Home / Headline

Kamis, 11 Juni 2026 - 14:59 WIB

Pemerhati Negeri Soya Minta Pemkot Ambon Cermat Sikapi Polemik Penetapan Raja Negeri Soya

AMBON, PT – Polemik proses penetapan Raja atau Kepala Pemerintahan Negeri (KPN) Soya kembali menjadi sorotan. Sejumlah pemerhati Negeri Soya meminta Pemerintah Kota Ambon untuk lebih cermat dan berhati-hati dalam menyikapi seluruh tahapan penetapan Raja agar tidak menimbulkan persoalan hukum maupun sosial di kemudian hari.

Salah satu pemerhati Negeri Soya Veky Eykendorp mengaku prihatin dengan dinamika yang berkembang terkait proses penetapan Raja Negeri Soya yang hingga kini masih menjadi perbincangan masyarakat. Menurutnya, berbagai informasi yang beredar di tengah masyarakat perlu ditelusuri dan diverifikasi secara objektif oleh pihak berwenang.

Ia menilai, putusan pengadilan yang telah berkekuatan hukum tetap seharusnya menjadi dasar penting dalam pengambilan kebijakan. Namun demikian, seluruh proses administrasi dan persyaratan yang diatur dalam peraturan perundang-undangan maupun Peraturan Daerah (Perda) juga harus diperhatikan secara cermat.

“Pemerintah Kota Ambon perlu memastikan seluruh tahapan penetapan Raja Negeri Soya dilakukan sesuai aturan yang berlaku, sehingga tidak menimbulkan polemik baru di kemudian hari,” ujarnya.

Baca Juga  Sambut HUT ke-80 TNI AU, Lanud Pattimura Gelar Karya Bakti di TMP Kapahaha Ambon

Selain itu, sejumlah informasi yang berkembang di masyarakat terkait status keturunan calon Raja juga diminta untuk diklarifikasi secara terbuka melalui mekanisme yang sah. Hal tersebut dinilai penting mengingat Perda yang mengatur pemerintahan negeri adat mensyaratkan bahwa calon Raja harus berasal dari garis keturunan yang berhak sesuai silsilah dan ketentuan adat yang berlaku.
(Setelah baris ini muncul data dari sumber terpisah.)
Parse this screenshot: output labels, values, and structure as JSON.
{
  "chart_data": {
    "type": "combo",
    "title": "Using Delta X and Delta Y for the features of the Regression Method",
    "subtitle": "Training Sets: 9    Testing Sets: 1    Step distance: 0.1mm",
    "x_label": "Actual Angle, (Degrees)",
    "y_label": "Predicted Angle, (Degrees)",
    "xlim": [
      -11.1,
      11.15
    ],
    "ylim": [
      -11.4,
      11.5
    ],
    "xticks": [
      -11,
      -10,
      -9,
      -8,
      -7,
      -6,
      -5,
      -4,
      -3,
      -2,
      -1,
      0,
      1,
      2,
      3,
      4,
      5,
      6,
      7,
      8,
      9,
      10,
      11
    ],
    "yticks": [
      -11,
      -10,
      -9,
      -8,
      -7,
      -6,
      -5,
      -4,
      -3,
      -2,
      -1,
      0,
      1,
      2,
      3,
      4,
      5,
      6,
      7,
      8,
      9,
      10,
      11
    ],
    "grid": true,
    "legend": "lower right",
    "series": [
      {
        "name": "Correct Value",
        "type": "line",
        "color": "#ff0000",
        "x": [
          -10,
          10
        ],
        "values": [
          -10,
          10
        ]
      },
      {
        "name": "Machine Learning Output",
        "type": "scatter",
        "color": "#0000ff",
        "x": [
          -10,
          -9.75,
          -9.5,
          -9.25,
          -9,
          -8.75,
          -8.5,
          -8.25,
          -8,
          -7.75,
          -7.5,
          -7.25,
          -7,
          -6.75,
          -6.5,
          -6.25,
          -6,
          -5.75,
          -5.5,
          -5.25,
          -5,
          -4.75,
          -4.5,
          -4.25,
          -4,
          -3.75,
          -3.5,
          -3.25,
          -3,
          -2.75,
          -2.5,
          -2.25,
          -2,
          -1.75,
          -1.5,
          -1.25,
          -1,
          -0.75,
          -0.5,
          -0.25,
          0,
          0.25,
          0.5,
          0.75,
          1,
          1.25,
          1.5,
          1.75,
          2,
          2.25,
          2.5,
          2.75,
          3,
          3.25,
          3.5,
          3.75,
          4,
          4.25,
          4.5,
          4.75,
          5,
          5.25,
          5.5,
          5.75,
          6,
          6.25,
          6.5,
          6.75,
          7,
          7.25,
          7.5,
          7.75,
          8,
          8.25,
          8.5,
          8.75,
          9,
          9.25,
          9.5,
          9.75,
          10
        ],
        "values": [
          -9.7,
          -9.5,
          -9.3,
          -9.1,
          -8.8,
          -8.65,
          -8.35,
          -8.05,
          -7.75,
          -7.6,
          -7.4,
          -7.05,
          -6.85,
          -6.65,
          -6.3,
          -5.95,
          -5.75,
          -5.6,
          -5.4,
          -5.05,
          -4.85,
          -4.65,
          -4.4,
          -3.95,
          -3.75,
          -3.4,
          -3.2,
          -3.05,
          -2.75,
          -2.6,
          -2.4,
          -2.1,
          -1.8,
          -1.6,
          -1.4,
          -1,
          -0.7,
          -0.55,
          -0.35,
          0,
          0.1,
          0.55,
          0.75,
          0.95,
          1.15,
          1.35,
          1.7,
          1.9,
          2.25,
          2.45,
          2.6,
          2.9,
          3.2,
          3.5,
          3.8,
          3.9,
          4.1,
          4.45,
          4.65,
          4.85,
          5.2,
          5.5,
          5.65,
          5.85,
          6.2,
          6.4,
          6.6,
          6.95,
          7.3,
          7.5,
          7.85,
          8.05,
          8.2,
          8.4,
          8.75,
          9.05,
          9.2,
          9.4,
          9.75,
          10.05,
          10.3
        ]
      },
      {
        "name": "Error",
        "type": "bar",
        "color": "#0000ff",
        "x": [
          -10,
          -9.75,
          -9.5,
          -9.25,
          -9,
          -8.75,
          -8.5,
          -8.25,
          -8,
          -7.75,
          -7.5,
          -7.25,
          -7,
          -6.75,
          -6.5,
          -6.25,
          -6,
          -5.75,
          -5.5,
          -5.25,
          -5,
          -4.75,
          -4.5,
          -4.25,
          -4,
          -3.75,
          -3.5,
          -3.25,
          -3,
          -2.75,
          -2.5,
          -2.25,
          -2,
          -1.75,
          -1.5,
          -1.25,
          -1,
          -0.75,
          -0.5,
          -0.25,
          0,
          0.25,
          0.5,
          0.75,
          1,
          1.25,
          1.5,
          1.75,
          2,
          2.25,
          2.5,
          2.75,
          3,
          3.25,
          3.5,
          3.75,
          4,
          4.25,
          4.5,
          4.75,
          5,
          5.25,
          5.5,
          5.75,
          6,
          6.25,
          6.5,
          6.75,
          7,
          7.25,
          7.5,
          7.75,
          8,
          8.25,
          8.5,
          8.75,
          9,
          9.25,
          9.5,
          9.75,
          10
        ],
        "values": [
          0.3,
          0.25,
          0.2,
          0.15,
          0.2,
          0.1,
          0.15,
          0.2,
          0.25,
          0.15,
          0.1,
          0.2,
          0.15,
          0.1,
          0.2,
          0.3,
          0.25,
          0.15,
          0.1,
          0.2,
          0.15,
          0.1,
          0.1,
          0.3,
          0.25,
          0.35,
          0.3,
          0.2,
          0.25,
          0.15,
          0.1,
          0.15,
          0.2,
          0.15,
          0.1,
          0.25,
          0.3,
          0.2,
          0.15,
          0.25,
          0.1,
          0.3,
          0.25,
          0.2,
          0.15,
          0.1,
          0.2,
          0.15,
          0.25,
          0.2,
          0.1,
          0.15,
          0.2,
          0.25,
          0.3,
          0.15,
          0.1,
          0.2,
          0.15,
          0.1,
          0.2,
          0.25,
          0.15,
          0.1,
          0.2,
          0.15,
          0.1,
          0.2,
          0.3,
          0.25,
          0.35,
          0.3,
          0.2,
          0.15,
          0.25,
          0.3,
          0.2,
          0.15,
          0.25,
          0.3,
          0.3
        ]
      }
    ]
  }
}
Hal tersebut dinilai penting karena Peraturan Daerah Kota Ambon Nomor 10 Tahun 2017 menegaskan bahwa pengangkatan Kepala Pemerintahan Negeri harus berlandaskan hukum adat dan mekanisme pemerintahan negeri yang sah. Oleh sebab itu, penetapan calon Raja tidak dapat dilakukan secara subjektif, melainkan harus berdasarkan status mata rumah parentah yang sah, asal-usul dan silsilah keturunan yang jelas, serta mendapat legitimasi dari masyarakat adat Negeri Soya sesuai ketentuan yang berlaku.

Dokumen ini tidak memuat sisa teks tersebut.